Puliyoorkurichi (புலியூர்குறிச்சி, also transliterated as Puliyurkurichi or Puliurkuruchi) is a small village in the Indian state of Tamil Nadu. It is a suburb of Padmanabhapuram, about 3 km southeast of Thuckalay on the Trivandrum-Nagercoil Highway.

== Udayagiri Fort ==
Puliyoorkurichi is adjacent to Udayagiri Fort, its principal point of interest.

The fort was named after King Udayanan of the Padmanabhapuram, and was originally the camping and training ground for the king’s army. Some remains of the furnace used for making ammunition survive.
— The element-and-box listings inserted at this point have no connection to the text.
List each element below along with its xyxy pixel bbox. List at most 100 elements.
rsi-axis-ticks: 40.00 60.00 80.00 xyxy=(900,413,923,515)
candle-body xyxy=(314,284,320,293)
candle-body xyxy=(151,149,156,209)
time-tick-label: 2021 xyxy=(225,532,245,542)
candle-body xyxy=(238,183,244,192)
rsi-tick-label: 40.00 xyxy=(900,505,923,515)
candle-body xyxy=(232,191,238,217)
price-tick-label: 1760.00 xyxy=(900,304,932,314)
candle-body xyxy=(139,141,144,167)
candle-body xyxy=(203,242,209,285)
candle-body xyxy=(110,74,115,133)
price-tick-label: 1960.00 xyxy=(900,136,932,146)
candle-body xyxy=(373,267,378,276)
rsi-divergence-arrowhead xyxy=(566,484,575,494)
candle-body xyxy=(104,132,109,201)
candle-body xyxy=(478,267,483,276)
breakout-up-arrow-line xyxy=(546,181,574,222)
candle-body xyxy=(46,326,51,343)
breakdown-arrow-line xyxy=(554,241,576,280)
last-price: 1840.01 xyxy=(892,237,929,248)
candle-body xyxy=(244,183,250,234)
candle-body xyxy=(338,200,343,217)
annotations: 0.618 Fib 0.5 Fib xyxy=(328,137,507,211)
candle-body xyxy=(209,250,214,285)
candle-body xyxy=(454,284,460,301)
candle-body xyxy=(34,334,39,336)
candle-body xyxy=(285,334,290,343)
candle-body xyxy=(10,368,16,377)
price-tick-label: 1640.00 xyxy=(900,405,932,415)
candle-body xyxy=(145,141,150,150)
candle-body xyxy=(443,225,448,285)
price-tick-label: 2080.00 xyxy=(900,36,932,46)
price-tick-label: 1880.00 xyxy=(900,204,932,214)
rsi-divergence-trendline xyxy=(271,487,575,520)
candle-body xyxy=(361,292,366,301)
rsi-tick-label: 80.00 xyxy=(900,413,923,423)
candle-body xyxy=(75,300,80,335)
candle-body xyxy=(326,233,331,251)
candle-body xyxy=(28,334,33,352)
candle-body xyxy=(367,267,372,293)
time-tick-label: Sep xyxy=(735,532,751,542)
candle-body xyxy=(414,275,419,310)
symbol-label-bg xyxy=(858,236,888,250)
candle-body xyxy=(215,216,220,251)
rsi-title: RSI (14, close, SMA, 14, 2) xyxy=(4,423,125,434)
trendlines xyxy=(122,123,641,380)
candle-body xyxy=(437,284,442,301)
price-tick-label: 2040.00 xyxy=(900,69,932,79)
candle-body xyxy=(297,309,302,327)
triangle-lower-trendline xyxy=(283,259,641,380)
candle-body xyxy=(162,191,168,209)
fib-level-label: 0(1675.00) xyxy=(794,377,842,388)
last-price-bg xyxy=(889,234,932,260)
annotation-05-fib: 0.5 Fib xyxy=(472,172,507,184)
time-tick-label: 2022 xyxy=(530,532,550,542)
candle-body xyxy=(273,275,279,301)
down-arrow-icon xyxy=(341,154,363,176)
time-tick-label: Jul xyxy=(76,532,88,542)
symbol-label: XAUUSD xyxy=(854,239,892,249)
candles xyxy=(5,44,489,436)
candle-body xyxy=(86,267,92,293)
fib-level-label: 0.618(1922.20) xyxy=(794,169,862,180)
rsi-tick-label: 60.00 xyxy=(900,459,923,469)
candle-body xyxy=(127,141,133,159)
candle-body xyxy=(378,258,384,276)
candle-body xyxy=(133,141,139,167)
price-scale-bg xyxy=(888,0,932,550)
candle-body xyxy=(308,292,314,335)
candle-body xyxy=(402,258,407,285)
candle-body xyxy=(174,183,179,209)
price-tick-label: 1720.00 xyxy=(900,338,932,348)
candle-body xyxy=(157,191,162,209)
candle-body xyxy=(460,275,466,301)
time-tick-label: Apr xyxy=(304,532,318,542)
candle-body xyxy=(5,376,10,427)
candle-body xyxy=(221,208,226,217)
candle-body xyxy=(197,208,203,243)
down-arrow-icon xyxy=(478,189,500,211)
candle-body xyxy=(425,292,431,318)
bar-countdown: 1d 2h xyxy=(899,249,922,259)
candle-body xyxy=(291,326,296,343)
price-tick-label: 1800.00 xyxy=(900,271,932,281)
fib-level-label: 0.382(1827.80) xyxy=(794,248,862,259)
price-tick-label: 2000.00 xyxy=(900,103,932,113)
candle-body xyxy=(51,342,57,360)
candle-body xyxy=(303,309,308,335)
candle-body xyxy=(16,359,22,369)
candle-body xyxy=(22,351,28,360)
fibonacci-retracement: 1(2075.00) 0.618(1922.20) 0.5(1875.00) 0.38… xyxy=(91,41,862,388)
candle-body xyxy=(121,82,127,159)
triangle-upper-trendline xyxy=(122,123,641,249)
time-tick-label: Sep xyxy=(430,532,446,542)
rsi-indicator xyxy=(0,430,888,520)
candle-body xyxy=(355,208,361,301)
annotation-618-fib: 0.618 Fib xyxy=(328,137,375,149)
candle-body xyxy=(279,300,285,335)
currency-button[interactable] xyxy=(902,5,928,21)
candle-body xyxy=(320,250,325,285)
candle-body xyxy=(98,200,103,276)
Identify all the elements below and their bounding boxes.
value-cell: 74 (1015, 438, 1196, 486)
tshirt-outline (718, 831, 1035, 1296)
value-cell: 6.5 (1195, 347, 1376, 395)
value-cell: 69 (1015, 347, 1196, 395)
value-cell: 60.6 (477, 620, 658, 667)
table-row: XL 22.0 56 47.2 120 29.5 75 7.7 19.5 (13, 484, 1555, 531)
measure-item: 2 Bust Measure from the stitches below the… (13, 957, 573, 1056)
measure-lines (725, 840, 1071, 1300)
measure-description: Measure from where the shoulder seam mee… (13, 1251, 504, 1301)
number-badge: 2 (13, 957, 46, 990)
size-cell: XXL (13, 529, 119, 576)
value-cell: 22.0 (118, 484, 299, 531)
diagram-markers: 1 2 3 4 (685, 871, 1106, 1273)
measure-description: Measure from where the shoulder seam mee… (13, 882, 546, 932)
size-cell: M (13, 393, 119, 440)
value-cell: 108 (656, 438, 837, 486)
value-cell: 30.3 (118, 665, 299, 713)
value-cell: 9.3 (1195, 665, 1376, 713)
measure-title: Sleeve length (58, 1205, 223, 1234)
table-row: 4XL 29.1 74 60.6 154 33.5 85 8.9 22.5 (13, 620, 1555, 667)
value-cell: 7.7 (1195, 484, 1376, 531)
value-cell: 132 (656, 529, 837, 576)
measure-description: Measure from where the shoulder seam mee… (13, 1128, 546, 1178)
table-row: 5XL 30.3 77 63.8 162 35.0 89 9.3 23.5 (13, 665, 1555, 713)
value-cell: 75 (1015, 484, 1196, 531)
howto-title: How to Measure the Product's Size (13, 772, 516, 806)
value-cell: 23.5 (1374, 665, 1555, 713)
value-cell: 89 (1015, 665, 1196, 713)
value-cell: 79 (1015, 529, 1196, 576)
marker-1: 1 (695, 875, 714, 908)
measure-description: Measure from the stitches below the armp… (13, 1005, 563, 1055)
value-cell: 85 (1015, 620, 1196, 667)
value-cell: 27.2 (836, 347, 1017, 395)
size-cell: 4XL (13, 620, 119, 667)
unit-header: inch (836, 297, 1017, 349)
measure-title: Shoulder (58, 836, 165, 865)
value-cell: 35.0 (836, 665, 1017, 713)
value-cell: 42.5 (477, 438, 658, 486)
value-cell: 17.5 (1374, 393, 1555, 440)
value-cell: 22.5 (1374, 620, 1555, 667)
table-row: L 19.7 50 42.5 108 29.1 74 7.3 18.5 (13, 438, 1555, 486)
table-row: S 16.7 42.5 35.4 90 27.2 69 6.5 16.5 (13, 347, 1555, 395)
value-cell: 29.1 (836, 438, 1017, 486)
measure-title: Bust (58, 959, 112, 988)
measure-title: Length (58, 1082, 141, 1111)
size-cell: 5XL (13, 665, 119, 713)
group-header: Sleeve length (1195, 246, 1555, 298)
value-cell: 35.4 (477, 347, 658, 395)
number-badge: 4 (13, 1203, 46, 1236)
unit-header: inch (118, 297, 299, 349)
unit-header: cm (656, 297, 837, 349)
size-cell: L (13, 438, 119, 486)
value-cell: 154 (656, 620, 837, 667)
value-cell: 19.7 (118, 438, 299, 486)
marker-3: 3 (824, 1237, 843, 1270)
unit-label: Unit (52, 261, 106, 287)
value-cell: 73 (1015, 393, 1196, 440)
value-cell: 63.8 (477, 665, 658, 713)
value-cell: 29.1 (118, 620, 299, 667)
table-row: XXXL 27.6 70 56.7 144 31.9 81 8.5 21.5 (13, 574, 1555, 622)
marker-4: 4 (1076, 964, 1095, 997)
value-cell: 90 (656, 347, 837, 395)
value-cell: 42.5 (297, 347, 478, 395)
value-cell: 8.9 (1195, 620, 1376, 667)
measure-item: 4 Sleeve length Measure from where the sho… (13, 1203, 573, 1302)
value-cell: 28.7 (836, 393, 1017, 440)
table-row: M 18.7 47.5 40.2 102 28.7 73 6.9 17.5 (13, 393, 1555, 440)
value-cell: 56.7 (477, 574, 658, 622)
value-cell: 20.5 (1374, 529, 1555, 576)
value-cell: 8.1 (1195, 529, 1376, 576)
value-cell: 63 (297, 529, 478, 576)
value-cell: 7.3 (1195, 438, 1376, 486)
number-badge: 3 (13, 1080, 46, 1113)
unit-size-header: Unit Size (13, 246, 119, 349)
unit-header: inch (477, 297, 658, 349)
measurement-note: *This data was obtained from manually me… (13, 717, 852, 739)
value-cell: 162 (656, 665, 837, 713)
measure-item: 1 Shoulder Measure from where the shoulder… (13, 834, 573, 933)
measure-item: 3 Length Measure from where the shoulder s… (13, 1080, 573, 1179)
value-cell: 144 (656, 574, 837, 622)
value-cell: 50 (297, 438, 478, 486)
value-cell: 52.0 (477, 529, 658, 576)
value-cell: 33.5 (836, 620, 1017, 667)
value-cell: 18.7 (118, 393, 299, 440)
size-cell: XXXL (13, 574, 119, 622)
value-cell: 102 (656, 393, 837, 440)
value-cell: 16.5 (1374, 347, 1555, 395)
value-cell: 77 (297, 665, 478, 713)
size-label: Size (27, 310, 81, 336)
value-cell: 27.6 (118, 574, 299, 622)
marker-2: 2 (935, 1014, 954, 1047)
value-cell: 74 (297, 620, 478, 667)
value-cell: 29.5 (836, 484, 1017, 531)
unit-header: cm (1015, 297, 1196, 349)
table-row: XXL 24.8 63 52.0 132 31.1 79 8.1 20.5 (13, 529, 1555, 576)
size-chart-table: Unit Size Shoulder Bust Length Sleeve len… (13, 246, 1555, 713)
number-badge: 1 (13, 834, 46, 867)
The fort became a natural park with a treehouse, herbal garden, deer and bird enclosures, and an aquarium.

== Geography ==
Puliyoorkurichi covers some 250 km2.

== Demographics ==
It has a population of about 2000. Two streets of Brahmin dwellings are in the village: Single Street consists of single row houses and Double Street has a double row of houses.

== Economy ==
The main crops are rice, plantain, and coconut palm.

== Culture ==
A Ganesh temple with Sivaalayam is in a compound in the Single Street. The koil (temple) is called Pillayaar Koil. The speciality of this Pillayaar Koil is that people connected or even outsiders come and pray for their wishes. Most of the wishes are fulfilled and in return people offer 1008 " Kozhakattai" (Mothakam) made of poor am covered by rice flower. Almost 200 days/year people offer thanks to Ganesh. Once this Gramam had enough properties to look after the temple, but now it depends on contributions. The Siva temple in the same compound is maintained by the state government.

In Double Street a Ramar Koil sits, where regular Bhajans were held. All Hindu celebrations are performed in the village cost.

This village performs "Padukkai" to Melankode Amman Koil every year, as the villagers feel that Melankode is their Kaval Theivam.

== Education ==
An engineering college is also situated near this village.